Last Friday was day 15 of the Epic Games-Apple antitrust trial.  Apple CEO Tim Cook completed his testimony.  Both sides have rested on evidence presentations. 

Mr. Cook made his case that Apple puts users first and the exclusive, centralized distribution of native apps through the Apple App Store ensures protection of user privacy, security and safety. 

Judge Gonzalez Rogers put quite a bit of pressure on Mr. Cook with her own questions at the end of his testimony.  She could be playing devil’s advocate, but she pushed a line of questioning suggesting that Apple generates a disproportionate amount of App Store revenue from in-app game purchases. 

She suggested Apple, by making 85% of apps free, effectively uses in-app game purchases with 30% commissions to subsidize App Store operations for the vast majority of developers distributing free apps.  She cited a survey in the record that developers are not very satisfied with Apple’s App Store administration.  She also hinted at her view of Apple’s market power by suggesting the company’s recent initiation of a reduced commission rate (15%) for small developers (below $1 million in annual revenues) was driven by litigation strategy, not competitive pressures. 

Mr.

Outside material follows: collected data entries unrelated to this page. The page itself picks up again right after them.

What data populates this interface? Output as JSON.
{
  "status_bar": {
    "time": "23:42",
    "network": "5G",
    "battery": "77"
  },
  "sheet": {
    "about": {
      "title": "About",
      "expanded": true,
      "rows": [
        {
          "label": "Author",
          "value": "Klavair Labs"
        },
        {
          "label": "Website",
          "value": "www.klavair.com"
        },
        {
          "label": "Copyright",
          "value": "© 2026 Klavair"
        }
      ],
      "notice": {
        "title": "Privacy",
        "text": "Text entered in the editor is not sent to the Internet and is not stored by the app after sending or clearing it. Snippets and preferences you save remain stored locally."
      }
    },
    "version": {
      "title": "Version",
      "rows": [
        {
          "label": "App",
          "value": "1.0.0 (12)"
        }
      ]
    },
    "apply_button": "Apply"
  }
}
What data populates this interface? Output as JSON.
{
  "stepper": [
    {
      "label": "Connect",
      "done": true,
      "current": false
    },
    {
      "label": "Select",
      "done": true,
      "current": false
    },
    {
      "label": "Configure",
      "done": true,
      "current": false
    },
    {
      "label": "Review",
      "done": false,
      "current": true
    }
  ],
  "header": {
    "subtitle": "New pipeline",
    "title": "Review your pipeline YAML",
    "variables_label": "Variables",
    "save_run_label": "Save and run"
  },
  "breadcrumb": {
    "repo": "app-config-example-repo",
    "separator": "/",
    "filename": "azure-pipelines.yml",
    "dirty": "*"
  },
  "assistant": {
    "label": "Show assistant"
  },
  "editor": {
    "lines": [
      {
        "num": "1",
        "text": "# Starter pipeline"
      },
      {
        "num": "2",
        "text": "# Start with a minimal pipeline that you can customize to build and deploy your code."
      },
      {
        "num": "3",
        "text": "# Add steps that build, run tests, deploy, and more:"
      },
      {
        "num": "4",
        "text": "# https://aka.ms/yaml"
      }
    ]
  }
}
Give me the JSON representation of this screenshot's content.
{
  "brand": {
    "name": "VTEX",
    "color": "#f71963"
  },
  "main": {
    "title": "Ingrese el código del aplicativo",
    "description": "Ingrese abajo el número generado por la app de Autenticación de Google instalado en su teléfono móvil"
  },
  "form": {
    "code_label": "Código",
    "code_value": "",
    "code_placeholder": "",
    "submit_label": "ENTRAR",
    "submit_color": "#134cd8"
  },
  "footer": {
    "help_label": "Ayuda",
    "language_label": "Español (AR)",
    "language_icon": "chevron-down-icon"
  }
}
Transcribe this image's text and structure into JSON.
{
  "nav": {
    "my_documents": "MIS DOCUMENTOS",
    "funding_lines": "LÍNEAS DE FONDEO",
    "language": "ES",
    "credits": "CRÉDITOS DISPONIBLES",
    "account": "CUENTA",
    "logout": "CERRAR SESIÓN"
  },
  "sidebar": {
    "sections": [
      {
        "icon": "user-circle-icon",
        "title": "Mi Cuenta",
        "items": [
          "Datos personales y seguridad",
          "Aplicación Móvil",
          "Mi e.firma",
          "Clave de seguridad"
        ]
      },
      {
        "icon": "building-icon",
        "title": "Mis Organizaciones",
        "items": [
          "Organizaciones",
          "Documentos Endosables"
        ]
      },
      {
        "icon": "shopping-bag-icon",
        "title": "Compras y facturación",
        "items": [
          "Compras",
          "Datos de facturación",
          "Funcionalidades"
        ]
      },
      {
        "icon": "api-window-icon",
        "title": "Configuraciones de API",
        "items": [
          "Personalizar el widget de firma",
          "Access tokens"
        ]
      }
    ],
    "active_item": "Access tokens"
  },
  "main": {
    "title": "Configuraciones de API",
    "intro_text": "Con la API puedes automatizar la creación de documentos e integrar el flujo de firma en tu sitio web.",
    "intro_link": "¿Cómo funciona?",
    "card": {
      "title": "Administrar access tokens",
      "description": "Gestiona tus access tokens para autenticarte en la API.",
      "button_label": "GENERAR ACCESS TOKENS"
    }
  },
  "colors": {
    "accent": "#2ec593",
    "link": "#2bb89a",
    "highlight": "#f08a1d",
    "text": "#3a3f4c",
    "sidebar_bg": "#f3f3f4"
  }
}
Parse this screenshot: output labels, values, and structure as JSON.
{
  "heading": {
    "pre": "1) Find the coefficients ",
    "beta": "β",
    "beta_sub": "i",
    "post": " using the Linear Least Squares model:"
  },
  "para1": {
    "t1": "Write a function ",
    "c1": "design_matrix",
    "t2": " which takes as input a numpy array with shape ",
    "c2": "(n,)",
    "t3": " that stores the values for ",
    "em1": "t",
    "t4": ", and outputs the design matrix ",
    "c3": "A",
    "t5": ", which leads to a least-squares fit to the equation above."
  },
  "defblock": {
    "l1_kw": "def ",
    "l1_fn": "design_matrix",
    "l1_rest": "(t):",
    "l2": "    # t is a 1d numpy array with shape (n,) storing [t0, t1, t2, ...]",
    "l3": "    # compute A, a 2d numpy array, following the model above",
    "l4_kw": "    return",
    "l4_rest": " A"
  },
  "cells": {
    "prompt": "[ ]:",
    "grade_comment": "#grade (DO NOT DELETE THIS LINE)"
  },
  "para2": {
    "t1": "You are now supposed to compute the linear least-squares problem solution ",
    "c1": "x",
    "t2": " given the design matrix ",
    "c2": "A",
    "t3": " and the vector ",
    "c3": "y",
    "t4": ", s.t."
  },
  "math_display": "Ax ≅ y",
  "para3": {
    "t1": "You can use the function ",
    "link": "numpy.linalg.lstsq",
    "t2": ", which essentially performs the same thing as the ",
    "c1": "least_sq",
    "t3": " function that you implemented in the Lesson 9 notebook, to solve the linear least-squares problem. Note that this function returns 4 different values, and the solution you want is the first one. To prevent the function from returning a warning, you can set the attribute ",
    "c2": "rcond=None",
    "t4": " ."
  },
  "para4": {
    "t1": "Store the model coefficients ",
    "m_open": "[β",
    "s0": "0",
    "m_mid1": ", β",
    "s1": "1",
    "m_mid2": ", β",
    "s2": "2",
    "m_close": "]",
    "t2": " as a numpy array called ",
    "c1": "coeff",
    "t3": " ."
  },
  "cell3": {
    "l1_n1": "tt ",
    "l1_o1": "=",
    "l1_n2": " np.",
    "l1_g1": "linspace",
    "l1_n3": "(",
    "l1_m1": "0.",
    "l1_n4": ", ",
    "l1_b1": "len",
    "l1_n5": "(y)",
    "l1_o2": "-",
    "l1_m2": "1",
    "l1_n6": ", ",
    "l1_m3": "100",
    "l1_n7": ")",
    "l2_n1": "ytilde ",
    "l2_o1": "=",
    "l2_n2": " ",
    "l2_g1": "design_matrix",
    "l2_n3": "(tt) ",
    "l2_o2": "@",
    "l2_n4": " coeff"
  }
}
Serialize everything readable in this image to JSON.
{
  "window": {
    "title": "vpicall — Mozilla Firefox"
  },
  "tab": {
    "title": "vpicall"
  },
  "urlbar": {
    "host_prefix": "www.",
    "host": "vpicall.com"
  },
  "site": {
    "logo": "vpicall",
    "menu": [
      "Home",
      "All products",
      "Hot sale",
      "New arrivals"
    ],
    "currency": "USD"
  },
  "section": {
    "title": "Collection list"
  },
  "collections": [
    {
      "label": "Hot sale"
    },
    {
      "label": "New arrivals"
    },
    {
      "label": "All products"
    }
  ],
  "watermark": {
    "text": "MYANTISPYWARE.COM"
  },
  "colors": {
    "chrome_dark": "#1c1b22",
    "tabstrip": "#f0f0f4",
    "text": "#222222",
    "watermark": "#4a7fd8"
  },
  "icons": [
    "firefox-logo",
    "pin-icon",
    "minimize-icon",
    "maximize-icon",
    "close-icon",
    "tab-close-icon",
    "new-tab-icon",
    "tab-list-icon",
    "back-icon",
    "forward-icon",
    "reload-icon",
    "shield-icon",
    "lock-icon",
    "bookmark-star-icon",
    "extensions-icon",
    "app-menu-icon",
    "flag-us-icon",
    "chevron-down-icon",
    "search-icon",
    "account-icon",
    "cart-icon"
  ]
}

Cook said free apps drive a bigger addressable market for gamers who thus benefit from Apple’s monetization approach. 

As she has suggested at points during the trial, she is troubled by App Store policies that prohibit developers from informing users of alternatives (like going to the developer’s web site) to make game-relevant purchases and thereby avoid the App Store commission and enable a cheaper purchase.  A similar anti-steering provision was upheld by the Supreme Court in the recent American Express v. Ohio case, but Judge Gonzalez noted that merchants in that case could at least display logos of alternative credit cards that purchasers could use (even if they could not request customers to use them).  Apple defends by explaining that developers are free to communicate such options to users through non-iOS channels.

At the outset of Friday’s proceedings, the lawyers discussed with Judge Gonzalez Rogers the issues to prioritize at next week’s “point-counterpoint” debate over core legal issues in the case.   The first issue she suggested was remedies.  Remedies only come into play if there is first a finding of liability.  This does not mean she’s made up her mind, but it suggests she wants to address the issue if she concludes there is liability and some type of remedy must be imposed.  Greater flexibility for developers to advise iOS users of alternative payment options outside the App Store would look like a remedy of interest to the court.  Again, only if there is an ultimate liability finding. 

The court also suggested, as part of this week’s in-court legal debate, an interest in a focused discussion of market definition (perhaps the most critical issue in the case) and whether and how the application of antitrust principles in this case should be contoured to high tech markets constantly undergoing dynamic change. 

After trial proceedings close this week, we anticipate several weeks before the court issues its decision and opinion, recognizing that an appeal to the Ninth Circuit is likely.  Judge Gonzalez Rogers noted that she has a jury trial in another matter starting in a couple of weeks and that could complicate the timing of her decision.  We continue to give Apple the edge.  Although Judge Gonzalez Rogers apparently has concerns about App Store dominance, commission rate levels and the anti-steering restrictions of Apple’s policies, relevant precedents on antitrust market definition and monopolizing conduct are challenging for Epic Games.

Of critical importance in this context is App Store policy consistency, enforcing the same commission rate levels and anti-steering prohibitions virtually unchanged since the App Store launched in 2008, two years before Epic's own expert (Dr. David Evans) contends Apple obtained monopoly power in the app distribution market.  Generally, in a case asserting monopoly abuse of market power acquired by locking customers into the defendant's ecosystem (too burdensome or costly to switch to competitors), liability stems from exploitation of the market following successful lock-in of the targeted customers.  If Apple App Store policies have never changed (other than selected reductions in commission rates), proving monopolizing conduct is far more challenging. 

Moreover, even if the case reaches the remedies phase, it is not clear how much the App Store’s revenue growth would take a hit based on changes to the anti-steering provisions or if Apple is forced to lower commissions but change the way it imposes commissions on all developers who benefit from access to the App Store.  Apple has substantial flexibility in the way the company chooses to monetize its intellectual property and it has already indicated a willingness to modify its approach within the App Store if forced to do so as a consequence of this litigation.  We doubt the court would force Apple to enable Epic or other entities to establish their own third-party app stores inside Apple’s iOS App Store, the dream remedy Epic seeks in the case.

*Note: This analyst holds shares in AAPL subject to Hedgeye's personal trading policy.